Mijn zus was streng voor me, bekristiseerde me en maakte rotopmerkingen. Alsof ze niet wilde dat ik gelukkig was.

Mijn halfzus hield ze wél


De relatie met mijn zus is nooit goed geweest. Als kind al klikte het niet tussen ons, en nadat mama en papa het nieuws aan mij hadden verteld, verbeterde onze band niet. Integendeel. Tweeënhalf jaar na mij kreeg ze nog een dochter, mijn nichtje, of beter: mijn halfzus. Die besloot ze wel te houden en dat doet me pijn. Ja, ik mocht opgroeien in een warm nest, en ja, ik hou ontzettend veel van mijn ouders. Maar waarom besloot mijn zus wél voor mijn nicht te zorgen en niet voor mij? Was ik dan niet de moeite waard? Bovendien heb ik altijd het gevoel gehad dat ze extra streng voor me was. Alsof ze me niet gelukkig wilde zien. Deed ik iets goed, of gebeurde er iets positiefs in mijn leven, dan was ze de eerste om me te bekritiseren of een rotopmerking te geven. Maar het echte dieptepunt kwam er een paar jaar geleden. We hadden nog maar eens ruzie, omdat ik vond dat ze onrespectvol was tegenover mama, toen ze zomaar, uit het niets, riep dat ik het gevolg ben van een verkrachting. Dat ik niet moest denken dat ik een happy leventje kon leiden. Ik stond perplex. Waarom zei ze zoiets? Is het waar? Of wilde ze me gewoon pijn doen? Het is haar in elk geval gelukt, ik heb nog steeds erg moeilijk met die uitspraak.

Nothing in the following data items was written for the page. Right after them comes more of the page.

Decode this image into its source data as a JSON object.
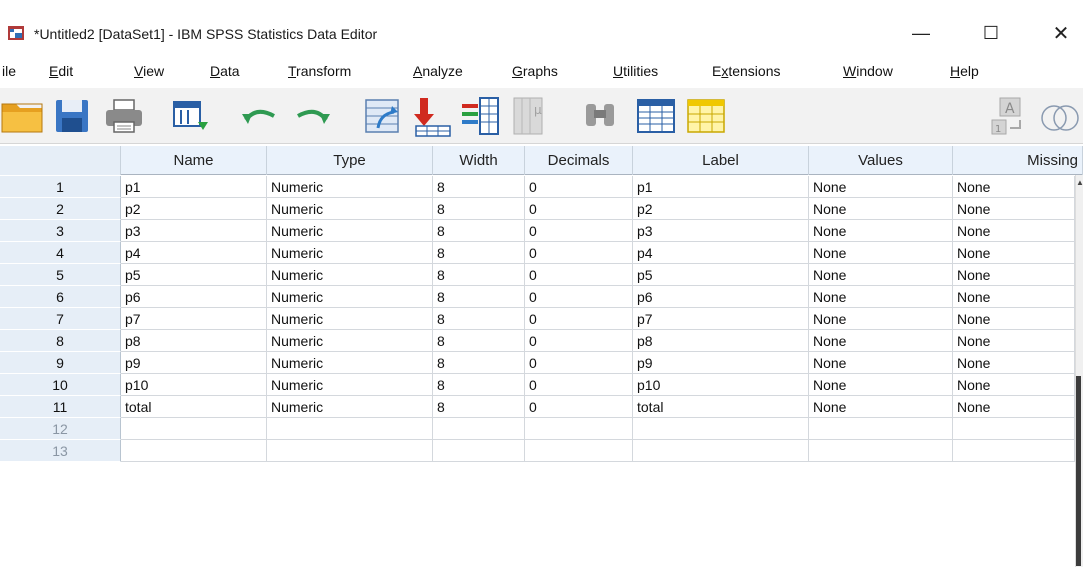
{
  "window": {
    "title": "*Untitled2 [DataSet1] - IBM SPSS Statistics Data Editor",
    "minimize": "—",
    "maximize": "☐",
    "close": "✕"
  },
  "menu": [
    {
      "pre": "",
      "u": "",
      "post": "ile"
    },
    {
      "pre": "",
      "u": "E",
      "post": "dit"
    },
    {
      "pre": "",
      "u": "V",
      "post": "iew"
    },
    {
      "pre": "",
      "u": "D",
      "post": "ata"
    },
    {
      "pre": "",
      "u": "T",
      "post": "ransform"
    },
    {
      "pre": "",
      "u": "A",
      "post": "nalyze"
    },
    {
      "pre": "",
      "u": "G",
      "post": "raphs"
    },
    {
      "pre": "",
      "u": "U",
      "post": "tilities"
    },
    {
      "pre": "E",
      "u": "x",
      "post": "tensions"
    },
    {
      "pre": "",
      "u": "W",
      "post": "indow"
    },
    {
      "pre": "",
      "u": "H",
      "post": "elp"
    }
  ],
  "toolbar": [
    "open-folder-icon",
    "save-icon",
    "print-icon",
    "dialog-recall-icon",
    "undo-icon",
    "redo-icon",
    "goto-case-icon",
    "goto-variable-icon",
    "variables-icon",
    "run-descriptives-icon",
    "find-icon",
    "insert-cases-icon",
    "insert-variable-icon",
    "value-labels-icon",
    "use-sets-icon"
  ],
  "columns": [
    "Name",
    "Type",
    "Width",
    "Decimals",
    "Label",
    "Values",
    "Missing"
  ],
  "rows": [
    {
      "num": "1",
      "name": "p1",
      "type": "Numeric",
      "width": "8",
      "decimals": "0",
      "label": "p1",
      "values": "None",
      "missing": "None"
    },
    {
      "num": "2",
      "name": "p2",
      "type": "Numeric",
      "width": "8",
      "decimals": "0",
      "label": "p2",
      "values": "None",
      "missing": "None"
    },
    {
      "num": "3",
      "name": "p3",
      "type": "Numeric",
      "width": "8",
      "decimals": "0",
      "label": "p3",
      "values": "None",
      "missing": "None"
    },
    {
      "num": "4",
      "name": "p4",
      "type": "Numeric",
      "width": "8",
      "decimals": "0",
      "label": "p4",
      "values": "None",
      "missing": "None"
    },
    {
      "num": "5",
      "name": "p5",
      "type": "Numeric",
      "width": "8",
      "decimals": "0",
      "label": "p5",
      "values": "None",
      "missing": "None"
    },
    {
      "num": "6",
      "name": "p6",
      "type": "Numeric",
      "width": "8",
      "decimals": "0",
      "label": "p6",
      "values": "None",
      "missing": "None"
    },
    {
      "num": "7",
      "name": "p7",
      "type": "Numeric",
      "width": "8",
      "decimals": "0",
      "label": "p7",
      "values": "None",
      "missing": "None"
    },
    {
      "num": "8",
      "name": "p8",
      "type": "Numeric",
      "width": "8",
      "decimals": "0",
      "label": "p8",
      "values": "None",
      "missing": "None"
    },
    {
      "num": "9",
      "name": "p9",
      "type": "Numeric",
      "width": "8",
      "decimals": "0",
      "label": "p9",
      "values": "None",
      "missing": "None"
    },
    {
      "num": "10",
      "name": "p10",
      "type": "Numeric",
      "width": "8",
      "decimals": "0",
      "label": "p10",
      "values": "None",
      "missing": "None"
    },
    {
      "num": "11",
      "name": "total",
      "type": "Numeric",
      "width": "8",
      "decimals": "0",
      "label": "total",
      "values": "None",
      "missing": "None"
    },
    {
      "num": "12",
      "name": "",
      "type": "",
      "width": "",
      "decimals": "",
      "label": "",
      "values": "",
      "missing": ""
    },
    {
      "num": "13",
      "name": "",
      "type": "",
      "width": "",
      "decimals": "",
      "label": "",
      "values": "",
      "missing": ""
    }
  ]
}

Ik doe niet veel moeite meer om onze band te verbeteren. De ‘sorry’ waar ik lang op heb gehoopt, is er nooit gekomen.


Intussen is mijn zus de veertig gepasseerd en ligt haar drugsverleden al lang achter haar. Ze heeft een deftige job en een vaste vriend. Een tijdlang hebben we geprobeerd wat meer samen op te trekken, maar altijd opnieuw volgt er ruzie. Na die opmerking over de verkrachting heb ik haar een paar jaar genegeerd, maar dat kon ik niet volhouden. Niet omdat ik haar die uitspraak heb vergeven, helemaal niet, maar ze blijft tenslotte mijn zus. Ik kan moeilijk verwachten dat ze wegblijft bij mijn ouders, ondanks alle leed dat ze ook hen heeft berokkend. Af en toe zie ik haar nog, maar over de verkrachtingsuitspraak hebben we het niet meer gehad. Alweer een onopgeloste vraag in mijn leven, alweer iets dat ik niet weet. Intussen doe ik ook niet veel moeite meer om onze band te verbeteren. De sorry’ waar ik zo lang op heb gehoopt, is er nooit gekomen. Ze begrijpt ook niet dat ze iets heeft misdaan. Sinds een jaar woon ik samen met mijn vriend, maar ons appartement heeft ze nog nooit gezien. Haar uitnodigen doe ik niet. Mijn nicht zie ik wel af en toe. We zijn een tijdlang ook heel close geweest, maar hechte vriendinnen zijn we intussen niet meer. Ze begrijpt me ook niet helemaal, want ze kent mijn zus uiteraard alleen als mama. En voor haar heeft ze destijds wél gekozen.

Een handvol vriendinnen


Tijdens mijn puberteit begon ik mijn vriendinnen steeds meer te claimen. Ik beschouwde hen als mijn zussen. Die aanhankelijkheid had een averechts effect, natuurlijk, want ik verstikte hen gewoonweg. Ik vertrouwde hen te veel, leunde helemaal op hen. Het heeft lang geduurd, maar een paar jaar geleden ben ik me dat keihard gaan realiseren toen een van mijn beste vriendinnen me liet vallen. Dat was zwaar, de klap was groot, maar het heeft mijn ogen geopend. Misschien heeft die aanhankelijkheid ook te maken met mijn problemen, ik weet het niet. Gelukkig heb ik nog vriendinnen, maar die kan ik tellen op één hand.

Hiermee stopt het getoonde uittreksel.